Ich glaube, der Antrag, den wir zu dieser Aktuellen Stunde eingereicht haben, ist gut. Bremen kann da nicht viel machen. Deshalb haben wir den Punkt mit der BSAG darin, aber damit rettet man natürlich nicht die Welt. Das ist dann eher das Prinzip „Global denken, lokal handeln“, und gleichzeitig gibt es unsere Initiative in Richtung Bund. Als Landtag steht uns frei zu sagen, wir möchten bitte, dass dem Beispiel Frankreichs gefolgt wird und man an der Stelle zu einer nationalen Lösung kommt.

Ich finde auch - das war eine Initiative der LINKEN - sehr gut, das Nichtkulturland, also all die Flächen, die nicht landwirtschaftlich genutzt werden, vom Einsatz von Glyphosat auszunehmen. Das Nichtkulturland sind bei Feldern beispielsweise die Knicks, die Gräben, das sind Wege in Parkanlagen und so weiter. Da haben sie noch eine gute zweite Ebene mit eingebracht, von der wir hier auch sagen können, wir können auch nicht nur in Richtung Berlin rufen, sondern wir können auch selbst hier in Bremen etwas in die Wege leiten. Insofern an der Stelle auch vielen Dank dafür!

Dann will ich aber doch noch ein paar Sätze zu dem Punkt sagen, was eigentlich mit dem Insektensterben ist, weil die Debatten sich ja immer miteinander verschränken. Wir sind jetzt sehr alarmiert worden - auch da ist wieder mein erster Impuls, ist das Alarmismuswissenschaft oder ist das wirkliche Wissenschaft? -, dass es in Offenlandflächen einen massiven Schwund an Biomasse, also nicht an Artenvielfalt, sondern an Menge von Insekten gibt. Die Kollegin Frau Schaefer hat dieses sehr schöne literarische Beispiel mit den Autowindschutzscheiben genannt, diese anekdotische Evidenz, die uns irgendwie allen widerfährt, dass wir denken, früher waren gefühlt mehr Insekten.

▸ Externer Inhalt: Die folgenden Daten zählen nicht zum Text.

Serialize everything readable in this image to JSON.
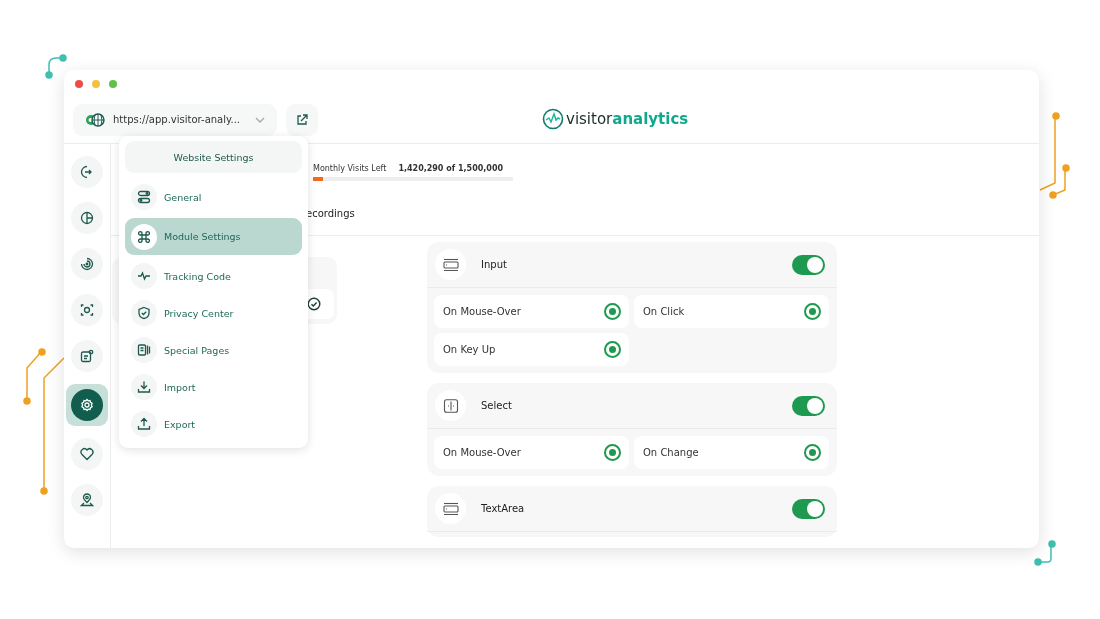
{
  "window": {
    "controls": [
      {
        "color": "#ee4c45"
      },
      {
        "color": "#f4c23a"
      },
      {
        "color": "#5fc248"
      }
    ]
  },
  "address_bar": {
    "url": "https://app.visitor-analy..."
  },
  "logo": {
    "light": "visitor",
    "bold": "analytics"
  },
  "sidebar": {
    "items": [
      {
        "selected": false
      },
      {
        "selected": false
      },
      {
        "selected": false
      },
      {
        "selected": false
      },
      {
        "selected": false
      },
      {
        "selected": true
      },
      {
        "selected": false
      },
      {
        "selected": false
      }
    ]
  },
  "usage": {
    "label": "Monthly Visits Left",
    "value": "1,420,290 of 1,500,000",
    "level": 0.05
  },
  "tabs": [
    {
      "label": "ecordings",
      "selected": false
    }
  ],
  "menu": {
    "title": "Website Settings",
    "items": [
      {
        "label": "General",
        "selected": false
      },
      {
        "label": "Module Settings",
        "selected": true
      },
      {
        "label": "Tracking Code",
        "selected": false
      },
      {
        "label": "Privacy Center",
        "selected": false
      },
      {
        "label": "Special Pages",
        "selected": false
      },
      {
        "label": "Import",
        "selected": false
      },
      {
        "label": "Export",
        "selected": false
      }
    ]
  },
  "left_card": {
    "checked": true
  },
  "modules": [
    {
      "name": "Input",
      "on": true,
      "events": [
        {
          "label": "On Mouse-Over",
          "checked": true
        },
        {
          "label": "On Click",
          "checked": true
        },
        {
          "label": "On Key Up",
          "checked": true
        }
      ]
    },
    {
      "name": "Select",
      "on": true,
      "events": [
        {
          "label": "On Mouse-Over",
          "checked": true
        },
        {
          "label": "On Change",
          "checked": true
        }
      ]
    },
    {
      "name": "TextArea",
      "on": true
    }
  ]
}
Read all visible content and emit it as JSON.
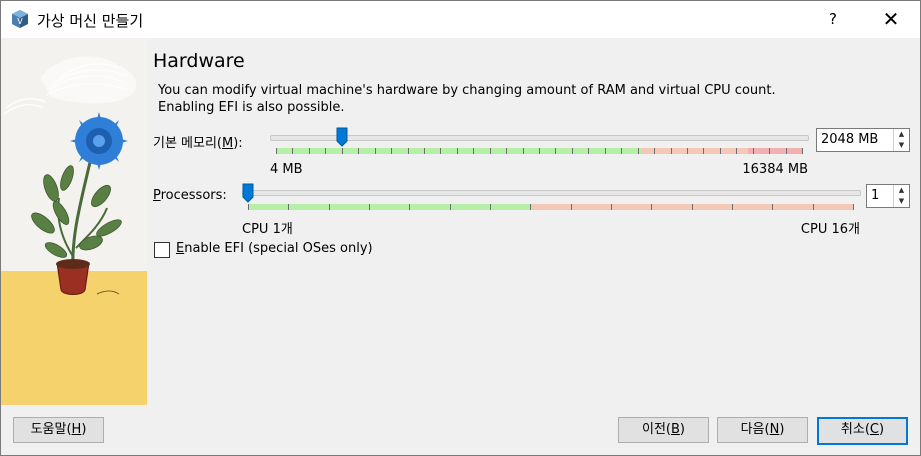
{
  "window": {
    "title": "가상 머신 만들기"
  },
  "titlebar": {
    "help": "?",
    "close": "✕"
  },
  "page": {
    "title": "Hardware",
    "description_lines": [
      "You can modify virtual machine's hardware by changing amount of RAM and virtual CPU count.",
      "Enabling EFI is also possible."
    ]
  },
  "memory": {
    "label_prefix": "기본 메모리(",
    "label_mnemonic": "M",
    "label_suffix": "):",
    "value": "2048 MB",
    "min_label": "4 MB",
    "max_label": "16384 MB",
    "level_fraction": 0.125
  },
  "processors": {
    "label_mnemonic": "P",
    "label_rest": "rocessors:",
    "value": "1",
    "min_label": "CPU 1개",
    "max_label": "CPU 16개",
    "level_fraction": 0.0
  },
  "efi": {
    "label_mnemonic": "E",
    "label_rest": "nable EFI (special OSes only)",
    "checked": false
  },
  "footer": {
    "help": {
      "prefix": "도움말(",
      "mnemonic": "H",
      "suffix": ")"
    },
    "back": {
      "prefix": "이전(",
      "mnemonic": "B",
      "suffix": ")"
    },
    "next": {
      "prefix": "다음(",
      "mnemonic": "N",
      "suffix": ")"
    },
    "cancel": {
      "prefix": "취소(",
      "mnemonic": "C",
      "suffix": ")"
    }
  },
  "colors": {
    "ok_green": "#b6f0a8",
    "warn_orange": "#f3c8b6",
    "bad_red": "#f2b0b0",
    "accent_blue": "#0078d7",
    "art_yellow": "#f5d26c",
    "flower_blue": "#2f7fd8"
  },
  "icons": {
    "app": "virtualbox-cube-icon",
    "help": "question-mark-icon",
    "close": "close-icon",
    "spin_up": "caret-up-icon",
    "spin_down": "caret-down-icon"
  }
}
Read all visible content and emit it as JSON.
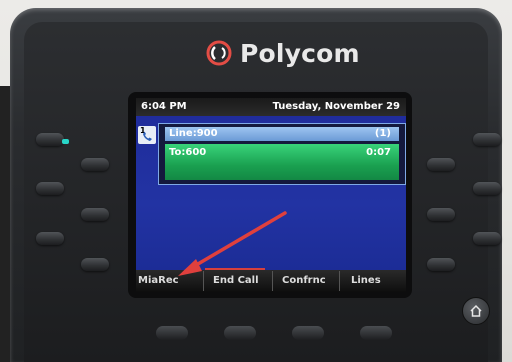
{
  "brand": {
    "name": "Polycom",
    "logo_icon": "polycom-logo-icon"
  },
  "screen": {
    "time": "6:04 PM",
    "date": "Tuesday, November 29",
    "line_icon": "phone-line-icon",
    "line_icon_number": "1",
    "line": {
      "label": "Line:900",
      "count": "(1)"
    },
    "call": {
      "to": "To:600",
      "duration": "0:07"
    }
  },
  "softkeys": [
    "MiaRec",
    "End Call",
    "Confrnc",
    "Lines"
  ],
  "colors": {
    "screen_bg": "#2233a3",
    "call_green": "#1aa050",
    "annotation_arrow": "#e0403d",
    "led": "#28d6c8"
  },
  "annotation": {
    "type": "arrow",
    "points_to": "MiaRec"
  }
}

Wir müssen das tatsächlich auf eine vernünftige wissenschaftliche Grundlage stellen, deshalb unsere Forderung nach einem bundesweiten Insektenmonitoring, und bitte nicht nur in Offenlandflächen, sondern auch in Waldflächen, denn auch Wald wird bewirtschaftet! Wir haben da eine ganz andere Zusammensetzung bei den Insekten. Auch das interessiert uns. Wenn wir es mit dem Thema

Insekten ernst meinen, ist das nicht so ein Nachgang oder so ein schönes Argument in der Frage, soll jetzt in der Landwirtschaft Chemie eingesetzt werden oder nicht, sondern da geht es uns um die Insekten per se. Dann geht es uns auch nicht nur um die Insekten als Bestäuber, sondern dann geht es uns auch um die Insekten, die nicht bestäuben. Mir persönlich liegt auch die Feldmücke am Herzen, muss ich ganz ehrlich sagen, obwohl deren bestäubende Wirkung eher gering ist und sie eher ein Vektor für die Übertragung von Krankheiten sein kann.